Your JSON file contains three lines, none of which are valid JSON. Each of the first two lines is almost valid JSON. There are two approaches you could take, one is to fix up the lines you have using mutate before you try to parse it

mutate {
    gsub => [
        "message","\]","",
        "message","\[","",
        "message", "^,", ""
    ]
}
if [message] =~ "^$" { drop {} }
json {
	source => "message"
	target => "event"
}

The other is to parse the entire file as an array of JSON objects, then use a split filter to separate them. See here for more information.

Thank you very much @Badger

this work for my basic JSON file, but I have another invalid format of the file

in the case where I have an array into my array message, how can I deal with that?

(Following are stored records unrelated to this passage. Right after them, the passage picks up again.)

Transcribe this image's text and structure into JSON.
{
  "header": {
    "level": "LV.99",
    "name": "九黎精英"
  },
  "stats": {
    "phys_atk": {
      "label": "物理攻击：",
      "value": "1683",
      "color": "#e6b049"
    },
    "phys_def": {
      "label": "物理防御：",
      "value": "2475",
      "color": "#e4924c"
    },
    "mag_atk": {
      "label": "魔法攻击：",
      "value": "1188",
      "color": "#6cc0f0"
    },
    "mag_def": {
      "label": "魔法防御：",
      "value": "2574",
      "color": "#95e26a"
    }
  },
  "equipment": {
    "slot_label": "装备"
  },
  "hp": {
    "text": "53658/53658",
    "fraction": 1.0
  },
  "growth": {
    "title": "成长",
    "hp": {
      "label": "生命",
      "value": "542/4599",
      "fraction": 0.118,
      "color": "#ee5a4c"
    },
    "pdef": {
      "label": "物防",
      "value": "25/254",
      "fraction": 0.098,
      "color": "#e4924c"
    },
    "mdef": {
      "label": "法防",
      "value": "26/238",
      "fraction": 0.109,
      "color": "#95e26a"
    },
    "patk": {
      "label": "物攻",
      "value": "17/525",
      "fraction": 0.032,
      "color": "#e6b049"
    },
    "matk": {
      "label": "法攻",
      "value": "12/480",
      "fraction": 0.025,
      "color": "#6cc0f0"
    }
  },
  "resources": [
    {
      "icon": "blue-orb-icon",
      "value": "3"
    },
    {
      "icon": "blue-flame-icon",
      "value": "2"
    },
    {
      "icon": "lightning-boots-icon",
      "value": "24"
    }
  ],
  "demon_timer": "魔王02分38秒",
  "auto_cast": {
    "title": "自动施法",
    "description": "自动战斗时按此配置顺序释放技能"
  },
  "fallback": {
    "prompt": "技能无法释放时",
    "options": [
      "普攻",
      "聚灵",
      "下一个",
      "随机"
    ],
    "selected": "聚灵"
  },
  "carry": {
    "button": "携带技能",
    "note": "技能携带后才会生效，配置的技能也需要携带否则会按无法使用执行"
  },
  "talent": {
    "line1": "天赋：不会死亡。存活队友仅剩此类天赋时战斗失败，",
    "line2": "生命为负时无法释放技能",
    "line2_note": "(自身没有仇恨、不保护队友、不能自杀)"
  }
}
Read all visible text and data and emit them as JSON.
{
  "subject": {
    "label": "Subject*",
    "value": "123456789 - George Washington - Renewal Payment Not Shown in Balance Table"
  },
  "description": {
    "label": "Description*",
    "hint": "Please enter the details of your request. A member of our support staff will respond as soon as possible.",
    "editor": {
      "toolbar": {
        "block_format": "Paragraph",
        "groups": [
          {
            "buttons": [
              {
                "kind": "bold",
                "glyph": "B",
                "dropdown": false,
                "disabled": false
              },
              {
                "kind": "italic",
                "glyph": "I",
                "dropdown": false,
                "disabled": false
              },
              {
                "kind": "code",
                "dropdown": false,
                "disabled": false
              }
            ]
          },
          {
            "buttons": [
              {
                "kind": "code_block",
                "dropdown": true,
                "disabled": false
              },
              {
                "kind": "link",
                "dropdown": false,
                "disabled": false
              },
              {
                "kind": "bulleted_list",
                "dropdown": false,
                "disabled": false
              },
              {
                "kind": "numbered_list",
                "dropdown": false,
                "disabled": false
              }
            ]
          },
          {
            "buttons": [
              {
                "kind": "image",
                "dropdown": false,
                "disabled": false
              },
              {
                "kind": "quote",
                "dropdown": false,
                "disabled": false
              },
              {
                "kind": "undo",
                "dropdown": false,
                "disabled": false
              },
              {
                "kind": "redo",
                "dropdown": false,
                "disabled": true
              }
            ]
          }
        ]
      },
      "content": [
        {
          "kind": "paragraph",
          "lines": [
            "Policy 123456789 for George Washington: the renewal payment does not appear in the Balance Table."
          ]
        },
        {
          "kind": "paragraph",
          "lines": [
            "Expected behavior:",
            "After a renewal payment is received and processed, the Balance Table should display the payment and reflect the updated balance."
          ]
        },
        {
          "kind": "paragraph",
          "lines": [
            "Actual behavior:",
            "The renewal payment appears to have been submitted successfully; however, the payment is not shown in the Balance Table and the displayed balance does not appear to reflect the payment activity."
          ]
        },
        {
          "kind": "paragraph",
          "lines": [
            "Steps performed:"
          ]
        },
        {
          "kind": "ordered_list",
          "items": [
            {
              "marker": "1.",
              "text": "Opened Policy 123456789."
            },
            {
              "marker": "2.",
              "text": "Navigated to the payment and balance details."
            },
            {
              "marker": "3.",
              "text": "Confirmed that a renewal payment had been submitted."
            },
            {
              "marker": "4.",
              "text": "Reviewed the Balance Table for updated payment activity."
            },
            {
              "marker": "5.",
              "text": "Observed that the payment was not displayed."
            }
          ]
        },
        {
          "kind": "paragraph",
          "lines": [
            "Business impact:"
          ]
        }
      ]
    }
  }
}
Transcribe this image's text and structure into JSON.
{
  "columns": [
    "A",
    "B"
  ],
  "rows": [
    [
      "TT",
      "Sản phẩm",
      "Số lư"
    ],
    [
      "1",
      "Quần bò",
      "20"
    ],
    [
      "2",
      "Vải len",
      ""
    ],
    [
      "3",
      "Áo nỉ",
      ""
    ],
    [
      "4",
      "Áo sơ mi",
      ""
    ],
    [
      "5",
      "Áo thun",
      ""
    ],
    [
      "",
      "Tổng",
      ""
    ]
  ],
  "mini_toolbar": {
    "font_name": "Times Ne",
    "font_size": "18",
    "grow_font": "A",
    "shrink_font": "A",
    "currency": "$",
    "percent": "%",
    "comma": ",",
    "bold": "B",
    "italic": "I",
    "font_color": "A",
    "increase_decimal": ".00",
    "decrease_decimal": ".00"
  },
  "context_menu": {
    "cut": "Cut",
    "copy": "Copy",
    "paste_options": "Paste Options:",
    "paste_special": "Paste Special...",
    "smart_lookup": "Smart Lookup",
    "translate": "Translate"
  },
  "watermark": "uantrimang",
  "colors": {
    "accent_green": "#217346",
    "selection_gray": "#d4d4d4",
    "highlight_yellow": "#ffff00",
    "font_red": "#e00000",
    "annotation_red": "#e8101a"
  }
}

thank you in advance for your help

[{ "start" : 1619724650, "end" : 1619724660, "scen_id" : 0, "conn_id" : 2, "test_id" : 1, "synchro" : 0, "sampling_period" : 10, "data" : [192000,506100,841000,358000,496500,757000,120515,-614001,100404,522000,-200000,-3001,240999,177302,-261000,97696,388000,-139000,45000,304000,128776,18000,285090,580000,134000,282000,539000,112113,-331000,89402,477000,-205999,0,229000,150250,-187000,104173,375000,-71000,77000,334000,114772,157000,223859,316000,182000,218500,288001,31902,-87001,32858,123000,-67000,-5000,70000,53484,-91000,34949,68000,-68000,-30000,40001,67398,0,0,0,0,0,0,0,0,0,0,100,100,1,0,47000,174119,610000],
"time_offset" : [0,0,100,-54523,-6833,26304,0,0,100,-102372,51502,534622]
,"ftl" : [{"val": 255,"int": 1619724650,"frac": 60069996}]
,"wtl" : [{"val": 255,"int": 1619724650,"frac": 60622996}]}
]

Consume the file as a single event. Read the post I linked to.

This topic was automatically closed 28 days after the last reply. New replies are no longer allowed.